Model Performance Summary
Model | Train Accuracy | Val Accuracy | Test Accuracy | Test Precision | Test Recall |
---|---|---|---|---|---|
Xception | 91.81% | 90.11% | 88.18% | 90.10% | 86.04% |
MobileNetV2 | 92.67% | 87.66% | 84.59% | 86.05% | 83.30% |
EfficientNetB0 | 27.93% | 27.91% | 30.89% | 0.00% | 0.00% |
Visual Results

EfficientNetB0 Confusion Matrix

EfficientNetB0 Training Metrics

MobileNetV2 Confusion Matrix

MobileNetV2 Training Metrics

Xception Confusion Matrix

Xception Training Metrics
Observations
Xception demonstrated the most robust performance with 88.18%
test accuracy and excellent generalisation. The minimal gap between training (91.81%) and test accuracy indicates strong model stability. With balanced precision (90.10%) and recall (86.04%), Xception showed consistent classification across all tumor types, making it the most suitable choice for clinical deployment.
MobileNetV2 achieved reasonable performance with 84.59%
test accuracy but exhibited concerning overfitting patterns. The significant gap between training (92.67%) and validation (87.66%) accuracy suggests limited generalisation capability. While precision remained acceptable at 86.05%, the lower recall (83.30%) indicates potential missed classifications in clinical scenarios.
EfficientNetB0 experienced complete training failure with 30.89%
test accuracy, performing worse than random classification. The model achieved zero precision and recall, consistently predicting only the "notumor" class regardless of input.

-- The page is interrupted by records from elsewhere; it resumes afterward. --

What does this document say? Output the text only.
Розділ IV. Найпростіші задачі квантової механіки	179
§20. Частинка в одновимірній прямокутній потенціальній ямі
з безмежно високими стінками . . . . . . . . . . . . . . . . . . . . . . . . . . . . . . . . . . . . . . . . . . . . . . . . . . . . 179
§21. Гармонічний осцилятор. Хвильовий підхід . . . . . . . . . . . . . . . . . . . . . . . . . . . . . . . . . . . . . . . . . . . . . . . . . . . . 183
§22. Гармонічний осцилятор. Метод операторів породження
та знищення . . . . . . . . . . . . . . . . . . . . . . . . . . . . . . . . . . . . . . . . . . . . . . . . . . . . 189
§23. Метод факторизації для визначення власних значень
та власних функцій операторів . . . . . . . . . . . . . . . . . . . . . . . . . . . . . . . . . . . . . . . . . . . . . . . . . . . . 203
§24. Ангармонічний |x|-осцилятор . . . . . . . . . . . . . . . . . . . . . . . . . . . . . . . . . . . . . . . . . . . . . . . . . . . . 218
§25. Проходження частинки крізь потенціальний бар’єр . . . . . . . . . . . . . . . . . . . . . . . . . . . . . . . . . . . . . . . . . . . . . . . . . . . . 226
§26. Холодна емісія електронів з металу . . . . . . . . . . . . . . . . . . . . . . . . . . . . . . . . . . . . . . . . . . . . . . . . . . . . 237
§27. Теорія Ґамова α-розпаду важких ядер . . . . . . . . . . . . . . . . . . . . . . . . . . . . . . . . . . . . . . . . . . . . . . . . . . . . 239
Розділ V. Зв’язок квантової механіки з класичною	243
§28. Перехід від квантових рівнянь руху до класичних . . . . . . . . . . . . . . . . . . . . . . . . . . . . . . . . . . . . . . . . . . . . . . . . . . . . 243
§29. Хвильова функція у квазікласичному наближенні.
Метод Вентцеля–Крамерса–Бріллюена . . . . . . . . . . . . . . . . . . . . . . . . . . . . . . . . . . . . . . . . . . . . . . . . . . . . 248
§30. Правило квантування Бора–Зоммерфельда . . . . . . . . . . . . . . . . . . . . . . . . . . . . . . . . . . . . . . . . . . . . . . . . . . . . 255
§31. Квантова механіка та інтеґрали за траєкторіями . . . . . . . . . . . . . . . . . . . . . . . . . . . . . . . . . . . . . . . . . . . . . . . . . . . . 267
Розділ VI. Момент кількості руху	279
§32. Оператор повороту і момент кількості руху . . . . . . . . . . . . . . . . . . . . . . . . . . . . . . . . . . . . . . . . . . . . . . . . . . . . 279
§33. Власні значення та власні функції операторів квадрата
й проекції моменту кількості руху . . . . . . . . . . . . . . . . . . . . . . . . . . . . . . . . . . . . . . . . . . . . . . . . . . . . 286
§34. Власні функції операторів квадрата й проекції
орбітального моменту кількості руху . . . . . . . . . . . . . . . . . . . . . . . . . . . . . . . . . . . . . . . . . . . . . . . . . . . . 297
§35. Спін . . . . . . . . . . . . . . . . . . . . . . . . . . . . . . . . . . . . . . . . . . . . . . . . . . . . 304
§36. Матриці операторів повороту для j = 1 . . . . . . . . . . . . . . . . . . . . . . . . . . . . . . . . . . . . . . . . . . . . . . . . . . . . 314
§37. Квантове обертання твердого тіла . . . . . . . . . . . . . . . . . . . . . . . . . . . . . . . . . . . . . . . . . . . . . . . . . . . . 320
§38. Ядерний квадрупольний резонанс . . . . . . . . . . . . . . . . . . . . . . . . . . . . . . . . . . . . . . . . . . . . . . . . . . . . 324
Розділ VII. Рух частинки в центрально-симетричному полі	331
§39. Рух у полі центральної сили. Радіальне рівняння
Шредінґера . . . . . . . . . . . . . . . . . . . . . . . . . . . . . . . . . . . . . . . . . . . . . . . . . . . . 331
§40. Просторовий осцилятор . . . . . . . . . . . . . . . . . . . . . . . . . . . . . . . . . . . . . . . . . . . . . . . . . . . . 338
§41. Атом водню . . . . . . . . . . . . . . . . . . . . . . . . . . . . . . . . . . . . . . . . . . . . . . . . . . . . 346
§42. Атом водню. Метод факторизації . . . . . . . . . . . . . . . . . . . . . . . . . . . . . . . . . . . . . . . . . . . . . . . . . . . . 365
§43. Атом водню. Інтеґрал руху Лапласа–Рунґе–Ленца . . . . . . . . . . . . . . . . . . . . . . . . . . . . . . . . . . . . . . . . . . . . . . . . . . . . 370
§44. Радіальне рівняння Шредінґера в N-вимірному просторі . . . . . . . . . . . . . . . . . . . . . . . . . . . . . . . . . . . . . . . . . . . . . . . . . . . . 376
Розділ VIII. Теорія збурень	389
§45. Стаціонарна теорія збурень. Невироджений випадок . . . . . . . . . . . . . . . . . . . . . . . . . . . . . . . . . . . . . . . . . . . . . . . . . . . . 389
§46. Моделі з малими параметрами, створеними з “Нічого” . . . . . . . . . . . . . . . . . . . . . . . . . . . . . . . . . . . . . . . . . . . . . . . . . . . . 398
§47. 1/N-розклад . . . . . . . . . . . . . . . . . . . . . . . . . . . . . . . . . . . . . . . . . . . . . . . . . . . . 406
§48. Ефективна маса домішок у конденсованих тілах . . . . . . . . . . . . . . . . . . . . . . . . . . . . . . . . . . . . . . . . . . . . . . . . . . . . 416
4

This failure highlights the critical importance of base model selection in transfer learning applications and demonstrates that architectural efficiency does not guarantee task suitability.
The comparative analysis reveals that model architecture significantly impacts transfer learning effectiveness for medical imaging tasks. Xception's superior performance across all metrics establishes it as the optimal choice, while EfficientNetB0's failure provides valuable insights into the limitations of assuming universal model applicability.
Consideration
While Xception demonstrated superior performance in this experiment, it is important to note that with additional hyperparameter tuning, architecture modifications, and training optimisation, both MobileNetV2 and EfficientNetB0 could potentially achieve comparable results.
Each pretrained backbone offers unique strengths, MobileNetV2 for its computational efficiency, EfficientNetB0 for its compound scaling strategy, and Xception for its use of depthwise separable convolutions. These characteristics can be further leveraged through targeted optimisation techniques tailored to each model.